Please let me know if you are interested and if you would like to have any more. Thanks.

Audrey Alleyne.

arun

check this framez

dave

for Chinese, the best site is skritter.com !!!

kevin

It’s also worth checking out italki.com. There are a lot of free community services, like foreign language questions and answers, and of course language exchange. You only pay if you want to book a lesson with a teacher (or to state it in reverse, you can earn money as a teacher).

Parrish

There are thousands upon thousands of words in the English language. I have heard it said that the average person who grows up under the English language must learn an average of 20-30 words per day beginning with his or her first day in this world and continuing until the age of 18! Wow, how much we have learned and the majority of this learning was probably not in a formal teacher-student environment.
There is a lot to learn in a short amount of time. But one thing we can do to improve our growth in any language is to focus on those vocabulary words which are most commonly used. I found many sources online for free that feature lists of the most commonly spoken words in English. For example, the 250 most spoken words or the 1000 most spoken words.

marmaraelt

very nice list of websites for learning a new language..thanks

Michael Schwager

I find the best site to learn a new language is with my S.O.! :-) I get instant grammar and pronunciation correction, and a new vocabulary word every day! LOL Seriously, though, there’s nothing like using a language in order to learn a language.

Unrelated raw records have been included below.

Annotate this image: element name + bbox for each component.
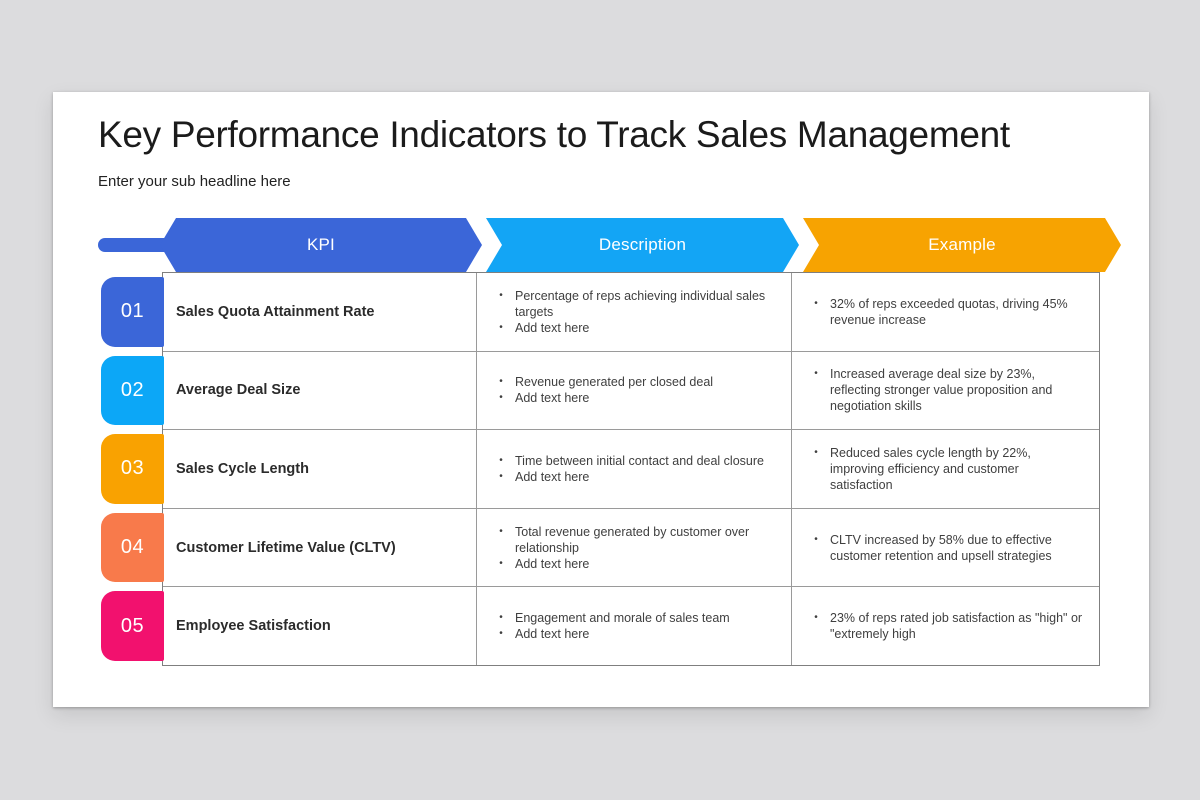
description-cell: • Revenue generated per closed deal • Add t… xyxy=(477,351,792,430)
description-cell: • Engagement and morale of sales team • Add… xyxy=(477,587,792,665)
bullet-text: Add text here xyxy=(515,469,590,484)
kpi-name: Sales Quota Attainment Rate xyxy=(176,303,375,320)
bullet-icon: • xyxy=(499,525,503,537)
table-row: 02 Average Deal Size • Revenue generated pe… xyxy=(101,351,1099,431)
bullet-icon: • xyxy=(499,612,503,624)
description-cell: • Total revenue generated by customer ove… xyxy=(477,508,792,587)
example-cell: • 23% of reps rated job satisfaction as "… xyxy=(792,587,1099,665)
description-cell: • Percentage of reps achieving individual… xyxy=(477,273,792,351)
bullet-line: • Percentage of reps achieving individual… xyxy=(487,288,777,320)
kpi-name: Sales Cycle Length xyxy=(176,460,309,477)
bullet-text: Total revenue generated by customer over… xyxy=(515,524,750,555)
kpi-table: 01 Sales Quota Attainment Rate • Percentage… xyxy=(101,272,1100,666)
bullet-icon: • xyxy=(499,376,503,388)
kpi-name: Employee Satisfaction xyxy=(176,618,331,635)
bullet-line: • 23% of reps rated job satisfaction as "… xyxy=(802,610,1087,642)
bullet-line: • Add text here xyxy=(487,556,777,572)
slide-card: Key Performance Indicators to Track Sale… xyxy=(53,92,1149,707)
kpi-name-cell: Customer Lifetime Value (CLTV) xyxy=(163,508,477,587)
kpi-name: Average Deal Size xyxy=(176,382,301,399)
row-number-badge: 01 xyxy=(101,277,164,347)
kpi-name: Customer Lifetime Value (CLTV) xyxy=(176,539,396,556)
bullet-icon: • xyxy=(499,557,503,569)
table-row: 04 Customer Lifetime Value (CLTV) • Total r… xyxy=(101,508,1099,588)
example-cell: • Reduced sales cycle length by 22%, impr… xyxy=(792,430,1099,508)
bullet-text: 32% of reps exceeded quotas, driving 45%… xyxy=(830,296,1068,327)
example-cell: • 32% of reps exceeded quotas, driving 45… xyxy=(792,273,1099,351)
page-title: Key Performance Indicators to Track Sale… xyxy=(98,114,1010,155)
bullet-icon: • xyxy=(499,628,503,640)
bullet-line: • Add text here xyxy=(487,320,777,336)
bullet-text: Reduced sales cycle length by 22%, impro… xyxy=(830,445,1031,492)
bullet-line: • Time between initial contact and deal c… xyxy=(487,453,777,469)
bullet-icon: • xyxy=(814,612,818,624)
row-number-badge: 02 xyxy=(101,355,164,426)
bullet-line: • Add text here xyxy=(487,469,777,485)
table-row: 03 Sales Cycle Length • Time between initia… xyxy=(101,430,1099,509)
bullet-icon: • xyxy=(499,470,503,482)
table-row: 01 Sales Quota Attainment Rate • Percentage… xyxy=(101,273,1099,352)
page-subtitle: Enter your sub headline here xyxy=(98,173,291,190)
column-header-label: Example xyxy=(928,235,996,254)
kpi-name-cell: Sales Quota Attainment Rate xyxy=(163,273,477,351)
description-cell: • Time between initial contact and deal c… xyxy=(477,430,792,508)
column-header-banner-example: Example xyxy=(803,218,1121,272)
example-cell: • Increased average deal size by 23%, ref… xyxy=(792,351,1099,430)
column-header-label: Description xyxy=(598,235,687,254)
bullet-line: • Engagement and morale of sales team xyxy=(487,610,777,626)
bullet-text: Add text here xyxy=(515,320,590,335)
bullet-icon: • xyxy=(499,392,503,404)
bullet-text: Add text here xyxy=(515,391,590,406)
row-number-badge: 05 xyxy=(101,591,164,661)
bullet-text: 23% of reps rated job satisfaction as "h… xyxy=(830,611,1083,642)
bullet-line: • Revenue generated per closed deal xyxy=(487,374,777,390)
bullet-icon: • xyxy=(814,368,818,380)
kpi-name-cell: Sales Cycle Length xyxy=(163,430,477,508)
bullet-line: • Add text here xyxy=(487,390,777,406)
bullet-line: • Total revenue generated by customer ove… xyxy=(487,524,777,556)
column-header-banner-kpi: KPI xyxy=(160,218,482,272)
bullet-text: Increased average deal size by 23%, refl… xyxy=(830,367,1053,414)
bullet-text: Add text here xyxy=(515,556,590,571)
bullet-line: • Add text here xyxy=(487,626,777,642)
example-cell: • CLTV increased by 58% due to effective … xyxy=(792,508,1099,587)
bullet-line: • CLTV increased by 58% due to effective … xyxy=(802,532,1087,564)
column-header-banner-description: Description xyxy=(486,218,799,272)
bullet-icon: • xyxy=(499,454,503,466)
bullet-line: • Reduced sales cycle length by 22%, impr… xyxy=(802,445,1087,493)
kpi-arrow-tail xyxy=(98,238,176,252)
bullet-text: Percentage of reps achieving individual … xyxy=(515,288,766,319)
table-row: 05 Employee Satisfaction • Engagement and m… xyxy=(101,587,1099,665)
kpi-name-cell: Average Deal Size xyxy=(163,351,477,430)
bullet-icon: • xyxy=(499,321,503,333)
bullet-icon: • xyxy=(814,297,818,309)
bullet-line: • Increased average deal size by 23%, ref… xyxy=(802,366,1087,414)
bullet-text: Engagement and morale of sales team xyxy=(515,611,730,626)
row-number-badge: 04 xyxy=(101,512,164,583)
bullet-icon: • xyxy=(814,446,818,458)
row-number-badge: 03 xyxy=(101,434,164,504)
bullet-text: Add text here xyxy=(515,627,590,642)
kpi-name-cell: Employee Satisfaction xyxy=(163,587,477,665)
bullet-text: CLTV increased by 58% due to effective c… xyxy=(830,532,1052,563)
column-header-label: KPI xyxy=(306,235,335,254)
bullet-text: Revenue generated per closed deal xyxy=(515,375,714,390)
bullet-icon: • xyxy=(499,289,503,301)
bullet-line: • 32% of reps exceeded quotas, driving 45… xyxy=(802,296,1087,328)
column-header-row: KPI Description Example xyxy=(53,218,1149,272)
bullet-text: Time between initial contact and deal cl… xyxy=(515,453,764,468)
bullet-icon: • xyxy=(814,533,818,545)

Sadly, my daughter knew more Spanish at 2 years old than I will probably ever know! :-O Oh, to be young again…

Alex

Hey you should use the resource that I have been using for the past 3 years – http://www.wordchamp.com Usually my problem with other websites is that they spend 90% on the vocabulary but if you really want to get fluent at a language you need to know 90% of the grammar.

Wordchamp is my conjugation go to source, with audible translations for most words in like 30 different languages.

They also have a program where you can take lessons from a fluent person. Never used it though… I guess I was always using my spanish teacher for that.

Steph

Honestly, I’ve found that websites are usually great for reference, but not much else. I’ve been learning Mandarin, and since it’s such a visual language, there’s just so much help that any website can give. What really helped me was finding a good book with supplemental stuff (which you should be able to snag at your library). Be sure to grab a few books and see which one looks like the best fit. You’re going to be spending a LOT of time with it. Then, use a flash card program (Anki and Mmemnosyne are the two that I’ve tried), and make your own flash cards or download a deck if the deck goes with the books you’re using.

How to Speak Japanese

Nothing beats learning with a native speaker, but you can get a good basic knowledge about a new language with website based training courses or books and audio courses.
Done that myself with a few languages and then started to go to language schools either in my home country or abroad (best experience for language training ever).